CONTO

 

 

Por Alfredo Soares*

 

A quarta-feira estava quente como quê. Nem parecia que o expediente na obra tinha ficado pra trás. O sol torrava o morro de frente. Nos casebres a roupa no varal servia como guarda sol protegendo quem estava dentro de casa. Das janelas abertas se ouviam os mais variados tipos de música. O povo do lugar gosta de barulho ostentação. Uma disputa ensandecida de ritmos. Subi a ladeira na disposição pra tomar um banho gelado, daqueles bem demorado. A ladeira apontava pro céu. Pelo caminho as vielas apertadas exalavam um cheiro de comida boa. Meu olfato me dizia: feijão com linguiça, carne assada, bolo de fubá, café forte… minha  intenção era tomar umas cervejas com os amigos no boteco do Madruga.

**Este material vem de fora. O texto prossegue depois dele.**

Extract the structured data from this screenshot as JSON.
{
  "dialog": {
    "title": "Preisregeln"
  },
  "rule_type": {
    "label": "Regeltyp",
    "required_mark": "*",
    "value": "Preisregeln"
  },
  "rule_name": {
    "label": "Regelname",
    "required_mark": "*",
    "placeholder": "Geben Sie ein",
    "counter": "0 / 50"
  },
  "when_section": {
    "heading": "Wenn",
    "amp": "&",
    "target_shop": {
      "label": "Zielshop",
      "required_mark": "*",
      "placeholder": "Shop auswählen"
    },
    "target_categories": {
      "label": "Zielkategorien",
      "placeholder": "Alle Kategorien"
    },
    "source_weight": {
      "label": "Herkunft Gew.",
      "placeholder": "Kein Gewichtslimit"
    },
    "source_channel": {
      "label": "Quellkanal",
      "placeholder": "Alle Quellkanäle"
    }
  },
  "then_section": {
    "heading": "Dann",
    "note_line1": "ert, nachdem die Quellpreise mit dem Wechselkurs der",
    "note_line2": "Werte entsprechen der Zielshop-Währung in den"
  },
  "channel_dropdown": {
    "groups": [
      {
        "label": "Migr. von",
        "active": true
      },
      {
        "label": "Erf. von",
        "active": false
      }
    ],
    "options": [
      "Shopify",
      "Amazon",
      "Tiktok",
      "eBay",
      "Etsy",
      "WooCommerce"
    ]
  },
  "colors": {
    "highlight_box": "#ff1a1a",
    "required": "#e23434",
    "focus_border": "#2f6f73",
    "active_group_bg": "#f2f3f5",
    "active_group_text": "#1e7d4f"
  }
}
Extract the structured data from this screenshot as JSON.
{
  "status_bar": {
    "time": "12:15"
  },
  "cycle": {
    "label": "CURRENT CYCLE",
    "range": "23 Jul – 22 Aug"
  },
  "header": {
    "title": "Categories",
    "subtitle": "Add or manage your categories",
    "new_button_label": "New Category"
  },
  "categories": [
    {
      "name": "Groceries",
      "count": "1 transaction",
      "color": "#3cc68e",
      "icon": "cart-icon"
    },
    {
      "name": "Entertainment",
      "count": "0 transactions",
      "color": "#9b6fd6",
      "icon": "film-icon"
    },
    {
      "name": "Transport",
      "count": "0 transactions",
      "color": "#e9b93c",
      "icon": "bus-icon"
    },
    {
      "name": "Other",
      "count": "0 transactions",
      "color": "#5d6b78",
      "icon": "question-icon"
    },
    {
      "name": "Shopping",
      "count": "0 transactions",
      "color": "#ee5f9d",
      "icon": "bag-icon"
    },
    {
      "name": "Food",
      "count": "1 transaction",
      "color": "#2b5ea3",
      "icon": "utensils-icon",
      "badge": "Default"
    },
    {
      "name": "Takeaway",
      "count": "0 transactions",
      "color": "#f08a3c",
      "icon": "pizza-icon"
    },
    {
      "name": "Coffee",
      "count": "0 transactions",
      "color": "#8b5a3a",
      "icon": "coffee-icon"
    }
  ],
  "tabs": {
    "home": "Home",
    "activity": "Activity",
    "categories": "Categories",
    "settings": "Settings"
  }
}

Mas chegar em casa era preciso.

A tarde ardia em 40 graus. Dei boa tarde a todos que encontrei pelo caminho. Tinha o cara do bicho, o da boca, o padeiro, o fofoqueiro, as mulheres que desciam pra igreja. Passar batido, sem cumprimentar dava margens a especulações das mais variadas. Bastava passar sem falar pra acharem que você havia sido demitido, tinha levado um pé na bunda da mulher e por aí vai. Enfim cheguei.  A nega já sinhá saído para o supletivo. Sonhava com o serviço público. Antes de ir deixava o café fresco na garrafa e o pão com manteiga na mesa forrada por uma toalha branca com flores bordadas. Era impossível não comer depois do banho, mesmo querendo correr pra encontrar  Zequinha, Breu e Olégario. Com eles a cerveja descia refrescando e prolongava a resenha. Mas nesse dia resolvi dar uma olhada pela janela e vi que Leleo, meu parceiro dono do salão da quebrada, resolverá inovar. Ele levou seu salão pra cima da laje e lá estava a aparar o black da moçada. Dei uma olhada no retrovisor que tinha no banheiro e achei melhor mudar meus planos. O irmão era fera na arte de aparar o topete da negada. Naquela hora o vento sul tinha entrada trazendo uma brisa refrescante. Dei um berro, Leleo olhou, levantei o braço e gritei “– o próximo sou eu!”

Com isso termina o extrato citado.